The Jacobson Farm is located southeast of Decorah, Iowa, United States. It was owned and operated by the Jacobson family for 127 years. One generation overlapped the next, which led to a gradual evolution of changes instead of sudden changes. This evolution is exemplified in the house and barn, which have been altered over the years to accommodate changing needs but contain some of their original construction. The original portions of the buildings shows a mastery of Norwegian log construction. The later additions were also built according to the Norwegian tradition as independent units, but using framing techniques that adapted from American builders.
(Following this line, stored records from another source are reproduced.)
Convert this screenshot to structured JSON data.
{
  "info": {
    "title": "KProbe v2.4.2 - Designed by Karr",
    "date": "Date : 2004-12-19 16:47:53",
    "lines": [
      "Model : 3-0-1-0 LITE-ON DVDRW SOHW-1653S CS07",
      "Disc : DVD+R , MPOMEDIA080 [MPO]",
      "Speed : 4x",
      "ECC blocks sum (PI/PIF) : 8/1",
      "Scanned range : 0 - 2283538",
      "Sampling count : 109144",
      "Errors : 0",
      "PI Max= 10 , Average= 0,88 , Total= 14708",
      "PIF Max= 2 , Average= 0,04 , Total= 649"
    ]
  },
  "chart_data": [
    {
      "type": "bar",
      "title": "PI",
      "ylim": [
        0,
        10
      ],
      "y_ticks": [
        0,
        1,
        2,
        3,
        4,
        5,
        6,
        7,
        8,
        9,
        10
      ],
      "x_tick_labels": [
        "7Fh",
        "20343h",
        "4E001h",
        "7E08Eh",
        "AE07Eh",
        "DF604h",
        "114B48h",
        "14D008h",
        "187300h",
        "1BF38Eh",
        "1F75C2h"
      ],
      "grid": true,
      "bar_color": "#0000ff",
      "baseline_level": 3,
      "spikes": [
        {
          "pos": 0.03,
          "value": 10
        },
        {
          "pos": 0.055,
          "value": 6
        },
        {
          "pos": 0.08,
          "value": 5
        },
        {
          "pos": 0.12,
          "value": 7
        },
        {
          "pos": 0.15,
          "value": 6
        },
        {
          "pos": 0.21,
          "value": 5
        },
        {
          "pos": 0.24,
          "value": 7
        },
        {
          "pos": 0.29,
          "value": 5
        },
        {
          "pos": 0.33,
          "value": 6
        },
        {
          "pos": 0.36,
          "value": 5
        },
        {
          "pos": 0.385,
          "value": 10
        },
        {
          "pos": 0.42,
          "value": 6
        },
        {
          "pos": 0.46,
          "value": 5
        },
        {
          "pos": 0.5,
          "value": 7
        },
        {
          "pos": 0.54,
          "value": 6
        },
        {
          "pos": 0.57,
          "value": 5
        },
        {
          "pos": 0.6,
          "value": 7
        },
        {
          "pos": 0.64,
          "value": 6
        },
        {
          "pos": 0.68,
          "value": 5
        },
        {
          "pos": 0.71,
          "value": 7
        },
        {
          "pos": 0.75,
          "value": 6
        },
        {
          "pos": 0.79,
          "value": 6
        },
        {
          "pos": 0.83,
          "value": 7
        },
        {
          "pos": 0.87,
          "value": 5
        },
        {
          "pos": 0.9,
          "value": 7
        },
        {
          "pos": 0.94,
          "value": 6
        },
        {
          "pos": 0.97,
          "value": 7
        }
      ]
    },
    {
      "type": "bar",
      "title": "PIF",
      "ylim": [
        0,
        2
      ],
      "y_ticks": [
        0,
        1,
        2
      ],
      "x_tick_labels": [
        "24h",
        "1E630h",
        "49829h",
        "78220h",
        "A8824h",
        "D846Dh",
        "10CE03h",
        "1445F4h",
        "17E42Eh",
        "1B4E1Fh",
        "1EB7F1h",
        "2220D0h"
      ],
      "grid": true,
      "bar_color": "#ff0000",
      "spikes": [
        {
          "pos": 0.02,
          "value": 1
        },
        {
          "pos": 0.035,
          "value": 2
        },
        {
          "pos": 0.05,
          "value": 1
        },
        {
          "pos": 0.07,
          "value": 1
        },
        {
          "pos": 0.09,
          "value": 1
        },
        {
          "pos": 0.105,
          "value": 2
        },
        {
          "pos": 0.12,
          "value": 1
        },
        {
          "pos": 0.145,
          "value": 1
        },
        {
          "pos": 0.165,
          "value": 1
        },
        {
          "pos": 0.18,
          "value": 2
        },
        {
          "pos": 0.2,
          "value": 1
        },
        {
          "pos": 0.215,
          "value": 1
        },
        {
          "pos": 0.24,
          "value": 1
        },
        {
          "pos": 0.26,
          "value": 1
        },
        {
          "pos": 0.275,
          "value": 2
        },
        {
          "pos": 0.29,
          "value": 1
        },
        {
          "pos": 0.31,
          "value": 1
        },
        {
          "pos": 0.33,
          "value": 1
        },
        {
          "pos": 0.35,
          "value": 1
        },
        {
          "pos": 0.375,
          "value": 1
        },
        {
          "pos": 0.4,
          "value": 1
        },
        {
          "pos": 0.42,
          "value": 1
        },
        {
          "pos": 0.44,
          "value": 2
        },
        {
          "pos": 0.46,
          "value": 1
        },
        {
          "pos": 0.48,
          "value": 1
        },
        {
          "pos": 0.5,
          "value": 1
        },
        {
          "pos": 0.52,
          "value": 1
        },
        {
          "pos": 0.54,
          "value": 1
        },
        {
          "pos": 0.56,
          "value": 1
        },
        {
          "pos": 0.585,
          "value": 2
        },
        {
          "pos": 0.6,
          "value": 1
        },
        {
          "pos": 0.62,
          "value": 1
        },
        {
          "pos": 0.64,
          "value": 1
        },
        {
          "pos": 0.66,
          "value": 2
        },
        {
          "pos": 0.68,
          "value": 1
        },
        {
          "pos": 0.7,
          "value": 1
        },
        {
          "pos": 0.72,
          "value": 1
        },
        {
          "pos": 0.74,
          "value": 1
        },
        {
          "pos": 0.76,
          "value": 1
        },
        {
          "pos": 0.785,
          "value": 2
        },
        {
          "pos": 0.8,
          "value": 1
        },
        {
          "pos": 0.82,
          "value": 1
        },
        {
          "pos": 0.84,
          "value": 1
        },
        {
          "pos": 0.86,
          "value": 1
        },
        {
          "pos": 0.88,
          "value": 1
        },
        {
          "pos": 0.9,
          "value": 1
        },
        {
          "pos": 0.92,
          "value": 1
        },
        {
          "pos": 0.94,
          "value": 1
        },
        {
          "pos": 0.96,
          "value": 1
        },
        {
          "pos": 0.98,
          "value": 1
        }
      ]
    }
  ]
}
There is also a substantial amount of written documentation in the form of letters, diaries, tax receipts, and photographs that help to precisely document the history of the farm.

Another historical aspect of the farm is its association with Abraham Jacobson, who was the second generation owner/operator. He had made a connection with Robert Todd Lincoln, the son of Abraham Lincoln, when he studied theology in Springfield, Illinois in the 1850s. The two remained in contact over the years. Jacobson served the Lutheran Church until he left the ministry in 1887 to take over the farm's operations. He also served as president of a mutual insurance company, conducted horticultural experiments, wrote for periodicals and newspapers, and served in the Iowa House of Representatives from 1903 to 1905. A direct link to his profile can be found https://www.legis.iowa.gov/legislators/legislator/legislatorAllYears?personID=3484

The farm was donated by the Jacobson family to the Vesterheim Norwegian-American Museum in 1977. It was listed on the National Register of Historic Places in 1982.